I: The same with rules: in respite fostering you can tell them that you’ve been told that they have to have their bath at a certain time, to go to bed at a certain time, but when you’ve got a child with you longer term it’s your own rules. If you don’t get it right at the beginning it’s hard to implement rules later.
A: Kids are very good at remembering. ‘Oh, you let me do that last time...’
I: You have to be consistent. It's good to have a key word or sentence that you can use between you. I could be dealing with Steven and Andrew walks in and wants to pipe in; it’s good to have a saying like ‘have you checked on the chickens?’ which actually means ‘shut the f*** up’! Always show a united front, even if you want to kill each other. In front of the kid you have to go along with each other. They pick up on a lot.
A: Initially one kid didn’t want to go out at all, he didn’t want to go to school, all he wanted to do was play computer games and not communicate with us or his social worker.
I: He wouldn’t shower, he wouldn’t walk the dogs; he wouldn’t put his shoes on to go out... he was in his own world. Even if you sat with him he wouldn’t communicate.
A: He hadn’t been in care before and didn’t want to be here. He was going to a safe place: if I don’t engage with the outside world then it’s not happening.
I: He was withdrawn at home before, and he’d been verbally and physically aggressive. His family couldn’t cope. At school he would act out big time: if he didn’t want to do something then he wasn’t going to do it. But he’s not like that now. He’d never been taught the importance of doing his school work, but he’s got so much potential. He could do it, but he was scared of failure so he’d give up. There was no routine, no structure at home, and getting that structure, that nurturing is what they need. But he’ll never blame his family: he feels guilty that he’s having a better life... it’s all ‘I hate you, I want to go home’. They’re not fighting against you, they’re fighting against the world.
I: When you take on a kid you don’t think about the little things. You can’t stop for a coffee when you’re out and about; kids don’t want to do that. You spend a lot of time in soft-play centres!
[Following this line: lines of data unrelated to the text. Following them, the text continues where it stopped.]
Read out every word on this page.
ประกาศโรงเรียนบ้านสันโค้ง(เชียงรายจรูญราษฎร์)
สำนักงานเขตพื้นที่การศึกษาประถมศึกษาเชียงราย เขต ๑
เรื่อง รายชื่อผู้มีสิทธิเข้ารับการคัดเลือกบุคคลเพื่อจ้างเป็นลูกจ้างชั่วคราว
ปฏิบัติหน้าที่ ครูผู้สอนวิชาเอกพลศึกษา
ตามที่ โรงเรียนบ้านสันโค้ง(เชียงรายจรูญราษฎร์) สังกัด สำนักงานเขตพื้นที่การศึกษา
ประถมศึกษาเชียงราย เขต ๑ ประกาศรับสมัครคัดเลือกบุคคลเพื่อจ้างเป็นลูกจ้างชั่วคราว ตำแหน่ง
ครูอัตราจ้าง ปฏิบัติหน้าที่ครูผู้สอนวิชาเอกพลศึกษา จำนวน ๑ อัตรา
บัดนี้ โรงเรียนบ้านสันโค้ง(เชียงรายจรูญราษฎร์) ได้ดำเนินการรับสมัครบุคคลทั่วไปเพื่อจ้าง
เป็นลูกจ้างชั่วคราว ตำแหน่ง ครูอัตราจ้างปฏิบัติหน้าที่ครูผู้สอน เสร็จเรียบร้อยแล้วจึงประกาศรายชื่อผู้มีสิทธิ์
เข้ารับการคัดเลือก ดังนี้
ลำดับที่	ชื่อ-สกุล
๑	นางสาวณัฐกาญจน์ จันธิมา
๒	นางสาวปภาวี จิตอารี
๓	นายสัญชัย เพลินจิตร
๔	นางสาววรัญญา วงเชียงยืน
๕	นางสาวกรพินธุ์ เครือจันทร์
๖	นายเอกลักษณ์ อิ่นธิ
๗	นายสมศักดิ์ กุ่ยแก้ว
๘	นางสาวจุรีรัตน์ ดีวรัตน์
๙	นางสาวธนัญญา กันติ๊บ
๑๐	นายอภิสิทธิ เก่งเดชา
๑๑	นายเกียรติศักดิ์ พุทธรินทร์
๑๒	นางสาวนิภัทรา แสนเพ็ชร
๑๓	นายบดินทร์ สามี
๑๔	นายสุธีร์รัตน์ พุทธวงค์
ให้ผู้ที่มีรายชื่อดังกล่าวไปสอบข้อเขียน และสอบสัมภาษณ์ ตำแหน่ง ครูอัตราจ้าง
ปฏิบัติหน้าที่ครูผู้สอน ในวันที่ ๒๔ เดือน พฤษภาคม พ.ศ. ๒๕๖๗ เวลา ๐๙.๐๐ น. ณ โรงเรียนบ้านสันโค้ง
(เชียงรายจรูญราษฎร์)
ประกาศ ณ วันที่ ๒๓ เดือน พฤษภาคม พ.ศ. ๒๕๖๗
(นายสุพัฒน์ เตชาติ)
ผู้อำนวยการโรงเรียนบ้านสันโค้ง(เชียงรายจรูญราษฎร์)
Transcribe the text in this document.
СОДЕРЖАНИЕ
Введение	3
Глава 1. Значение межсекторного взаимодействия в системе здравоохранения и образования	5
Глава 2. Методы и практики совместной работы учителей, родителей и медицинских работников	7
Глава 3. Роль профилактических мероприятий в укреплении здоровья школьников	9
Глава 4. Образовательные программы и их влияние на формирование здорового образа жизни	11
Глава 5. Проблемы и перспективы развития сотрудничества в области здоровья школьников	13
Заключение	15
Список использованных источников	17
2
A: The rewards come from small things: with Steven the look on his face when you tuck him in at night, or his wanting to sit next to you on the sofa. Seeing him chat with people in the village and achieving little things he’d never done before, like sledging or talking to a horse.
I: Steven’s doing great at school now. It’s early days, but he’s showing great potential – considering how much school he’s missed. He’s a bright kid, he just needs reassurance and clear boundaries. We got him into swimming: he hated it at first because he had major body issues, but now he loves it. Every Saturday morning he comes out of the pool beaming! This is not the same boy that a report was written about a year ago.
A: Everybody in the community has been really supportive. We only moved here a month before we got Steven. Everybody likes him. We had another child with is for respite fostering recently and Steven was brilliant: he took on the big brother role. It was great for both of them.
*Names have been changed to protect identities.